Presidential transitions officially have about 75 days following an election to plan, laying the groundwork for the first 100 days and executing all the logistics involved in installing a new president. To transition leaders, this interval of time can seem depressingly short.

Now imagine you’re leading a transition in the United Kingdom, where 10 Downing Street changes hands practically overnight.

This is no exaggeration. Consider that parliamentary elections in the U.K. take place on Thursdays. Around lunchtime on Friday, the outgoing prime minister typically resigns. Within a few hours, their successor walks into 10 Downing Street after a visit with the Queen. By the evening, the new PM has usually announced who will occupy top posts — the chancellor of the exchequer, foreign secretary and home secretary — if not the entire cabinet. (Delaying these announcements, Margaret Thatcher wrote in her memoir, would be “taken as a sure sign of some sort of political crisis.”)

And thus the new government begins its work — less than 24 hours after polls close and less than six weeks after the election campaign begins. “There’s just enough time to have the [prime minister’s] sheets changed,” British political historian Anthony Seldon said in an interview.

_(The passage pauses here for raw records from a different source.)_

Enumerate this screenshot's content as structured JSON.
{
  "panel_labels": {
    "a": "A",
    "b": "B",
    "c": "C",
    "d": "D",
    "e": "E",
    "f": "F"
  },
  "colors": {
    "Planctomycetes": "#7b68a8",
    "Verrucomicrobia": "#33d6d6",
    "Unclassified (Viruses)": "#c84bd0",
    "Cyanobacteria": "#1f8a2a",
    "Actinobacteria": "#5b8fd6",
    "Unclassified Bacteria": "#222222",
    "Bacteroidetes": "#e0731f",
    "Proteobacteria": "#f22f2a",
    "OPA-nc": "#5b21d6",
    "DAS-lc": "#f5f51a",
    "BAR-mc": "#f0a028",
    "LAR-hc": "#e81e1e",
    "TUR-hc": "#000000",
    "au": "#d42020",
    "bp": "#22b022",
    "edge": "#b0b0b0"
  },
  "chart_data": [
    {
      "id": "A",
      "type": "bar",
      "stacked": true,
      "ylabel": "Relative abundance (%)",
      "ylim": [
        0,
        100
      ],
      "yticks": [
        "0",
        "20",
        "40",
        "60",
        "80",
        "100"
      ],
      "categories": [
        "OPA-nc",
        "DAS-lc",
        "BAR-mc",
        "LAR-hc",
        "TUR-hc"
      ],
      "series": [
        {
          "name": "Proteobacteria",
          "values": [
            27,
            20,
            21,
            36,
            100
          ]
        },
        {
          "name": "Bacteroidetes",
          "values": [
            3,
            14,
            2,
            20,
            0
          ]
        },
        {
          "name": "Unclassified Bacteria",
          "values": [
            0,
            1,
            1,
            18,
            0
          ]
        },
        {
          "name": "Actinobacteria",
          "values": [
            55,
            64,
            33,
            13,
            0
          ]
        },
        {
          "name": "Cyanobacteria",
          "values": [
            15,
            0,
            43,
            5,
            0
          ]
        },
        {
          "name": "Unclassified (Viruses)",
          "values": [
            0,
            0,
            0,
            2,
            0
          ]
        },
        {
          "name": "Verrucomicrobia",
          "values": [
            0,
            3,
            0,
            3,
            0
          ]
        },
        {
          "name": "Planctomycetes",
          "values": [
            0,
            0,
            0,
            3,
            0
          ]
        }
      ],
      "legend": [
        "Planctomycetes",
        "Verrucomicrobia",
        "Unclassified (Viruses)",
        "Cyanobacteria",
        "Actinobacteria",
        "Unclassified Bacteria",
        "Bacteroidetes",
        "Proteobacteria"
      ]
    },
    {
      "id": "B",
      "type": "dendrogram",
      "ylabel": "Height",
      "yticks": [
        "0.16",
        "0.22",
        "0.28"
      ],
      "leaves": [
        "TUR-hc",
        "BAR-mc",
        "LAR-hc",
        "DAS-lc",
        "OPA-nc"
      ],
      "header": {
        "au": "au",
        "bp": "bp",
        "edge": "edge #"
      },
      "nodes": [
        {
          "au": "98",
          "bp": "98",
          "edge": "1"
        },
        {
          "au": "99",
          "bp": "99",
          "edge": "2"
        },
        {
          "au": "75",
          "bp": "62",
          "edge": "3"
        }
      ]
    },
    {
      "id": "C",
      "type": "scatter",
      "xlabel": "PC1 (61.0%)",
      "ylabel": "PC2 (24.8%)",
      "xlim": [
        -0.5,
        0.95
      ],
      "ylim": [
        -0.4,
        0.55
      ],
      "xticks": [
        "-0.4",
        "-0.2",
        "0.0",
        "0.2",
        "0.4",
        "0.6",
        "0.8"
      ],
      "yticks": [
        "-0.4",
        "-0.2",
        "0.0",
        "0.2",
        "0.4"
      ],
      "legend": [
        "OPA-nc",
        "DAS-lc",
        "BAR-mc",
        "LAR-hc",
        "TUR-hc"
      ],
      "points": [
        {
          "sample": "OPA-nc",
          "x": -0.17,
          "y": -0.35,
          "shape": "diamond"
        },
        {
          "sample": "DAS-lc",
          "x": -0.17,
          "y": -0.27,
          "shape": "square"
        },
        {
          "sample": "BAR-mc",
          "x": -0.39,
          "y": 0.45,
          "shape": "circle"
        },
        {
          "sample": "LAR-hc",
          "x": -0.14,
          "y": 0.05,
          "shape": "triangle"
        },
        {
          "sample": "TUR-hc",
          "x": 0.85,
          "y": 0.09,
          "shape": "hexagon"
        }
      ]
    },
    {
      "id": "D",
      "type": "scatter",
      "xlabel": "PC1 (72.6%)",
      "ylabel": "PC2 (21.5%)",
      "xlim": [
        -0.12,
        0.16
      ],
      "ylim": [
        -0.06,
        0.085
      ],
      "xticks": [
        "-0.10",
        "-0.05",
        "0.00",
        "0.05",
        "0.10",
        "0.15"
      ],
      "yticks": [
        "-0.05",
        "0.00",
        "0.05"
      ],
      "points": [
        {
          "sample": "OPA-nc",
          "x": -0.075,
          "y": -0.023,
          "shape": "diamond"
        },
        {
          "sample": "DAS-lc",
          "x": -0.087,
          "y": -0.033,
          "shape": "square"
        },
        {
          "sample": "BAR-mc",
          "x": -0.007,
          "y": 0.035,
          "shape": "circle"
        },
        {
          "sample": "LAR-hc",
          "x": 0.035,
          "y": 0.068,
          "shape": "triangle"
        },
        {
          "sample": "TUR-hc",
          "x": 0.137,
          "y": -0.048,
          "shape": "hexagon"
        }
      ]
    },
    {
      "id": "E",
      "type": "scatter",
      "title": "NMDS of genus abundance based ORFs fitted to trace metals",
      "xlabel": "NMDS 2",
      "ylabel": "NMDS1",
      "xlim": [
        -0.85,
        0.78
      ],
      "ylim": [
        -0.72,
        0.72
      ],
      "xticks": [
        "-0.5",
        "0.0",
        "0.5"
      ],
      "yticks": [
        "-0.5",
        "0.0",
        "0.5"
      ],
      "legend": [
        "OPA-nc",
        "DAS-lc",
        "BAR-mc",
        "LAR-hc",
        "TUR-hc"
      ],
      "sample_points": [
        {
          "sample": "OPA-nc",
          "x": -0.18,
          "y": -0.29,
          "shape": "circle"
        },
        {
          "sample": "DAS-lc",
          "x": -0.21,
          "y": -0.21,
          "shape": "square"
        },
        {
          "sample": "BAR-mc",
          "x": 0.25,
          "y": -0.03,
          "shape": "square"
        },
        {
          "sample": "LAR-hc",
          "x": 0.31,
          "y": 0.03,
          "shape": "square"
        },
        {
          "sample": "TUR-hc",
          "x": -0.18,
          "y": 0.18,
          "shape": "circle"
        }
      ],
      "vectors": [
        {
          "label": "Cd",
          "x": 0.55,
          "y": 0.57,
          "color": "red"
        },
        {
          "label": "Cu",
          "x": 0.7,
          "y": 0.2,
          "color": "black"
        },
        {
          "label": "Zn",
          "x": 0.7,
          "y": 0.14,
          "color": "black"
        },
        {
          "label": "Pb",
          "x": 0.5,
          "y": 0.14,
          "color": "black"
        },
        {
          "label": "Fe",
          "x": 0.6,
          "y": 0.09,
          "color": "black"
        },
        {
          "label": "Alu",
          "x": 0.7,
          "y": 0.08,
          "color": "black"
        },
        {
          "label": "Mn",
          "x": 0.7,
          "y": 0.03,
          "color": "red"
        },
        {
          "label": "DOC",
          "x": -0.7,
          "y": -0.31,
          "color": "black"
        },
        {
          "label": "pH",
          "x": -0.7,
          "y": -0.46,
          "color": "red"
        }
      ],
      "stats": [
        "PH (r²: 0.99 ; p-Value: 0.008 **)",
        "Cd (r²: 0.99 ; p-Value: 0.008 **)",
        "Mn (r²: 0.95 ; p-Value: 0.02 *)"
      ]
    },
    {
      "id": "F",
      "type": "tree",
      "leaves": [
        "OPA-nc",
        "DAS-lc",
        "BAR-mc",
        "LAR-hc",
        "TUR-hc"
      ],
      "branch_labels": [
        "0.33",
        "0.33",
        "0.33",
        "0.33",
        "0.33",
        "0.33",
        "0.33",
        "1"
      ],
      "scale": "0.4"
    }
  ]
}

This system might appeal to perennially exhausted U.S. voters, but as observers note, it is brutal for the people involved. On election night, the prime minister’s policy, communications and political staff anxiously watch returns to see if they should start packing up their desks. And the next day, those who ran 10 Downing Street just hours earlier end up leaving unceremoniously by the back door. One exception this summer was the beloved cat, Larry, who has stayed on at No. 10.

The sudden move can be especially wrenching for the prime minister’s family.

In July, bright-blue moving vans were called last-minute to Downing Street after the U.K.’s vote to leave the European Union prompted Prime Minister David Cameron to abruptly resign.

Interested tabloids reported the movers brought 330 boxes, 30 rolls of tape and three rolls of bubble wrap to pack up the four-bedroom apartment over No. 11, where Cameron and wife Samantha lived with their three children. (Prime Minister Tony Blair and family had also lived in the No. 11 apartment, more spacious than the one in No. 10.) Florence Cameron, 6, had never lived outside 11 Downing Street. And to make matters worse, the family couldn’t return to their old house in Kensington because it was occupied by renters.

For these and other reasons — think of the roughly 4,000 appointments presidents prepare to make during the transition — it’s unlikely we’ll ever see U.S. governments make the switch on the U.K.’s timeline.

In fact, scholars have concluded there are some lessons to be learned from American efforts to professionalize the transition process.

In the U.K., for example, the powerful (and apolitical) civil service is charged with carrying out the prime minister’s agenda. But its leaders often feel they cannot openly plan for a possible transition without seeming to betray the current government; according to scholars, the meetings are carried out with a measure of subterfuge.

It’s a funny contrast when you think about it.

Here in Washington, despite the chaos of the 2016 presidential race, officials from the White House, the and the Trump and Clinton transition teams have met on multiple occasions to discuss post-election plans.

But when Whitehall eyes a possible change of government, two scholars concluded, “the aura of a Feydeau farce and the mysteries of a Le Carre thriller have never been far away.”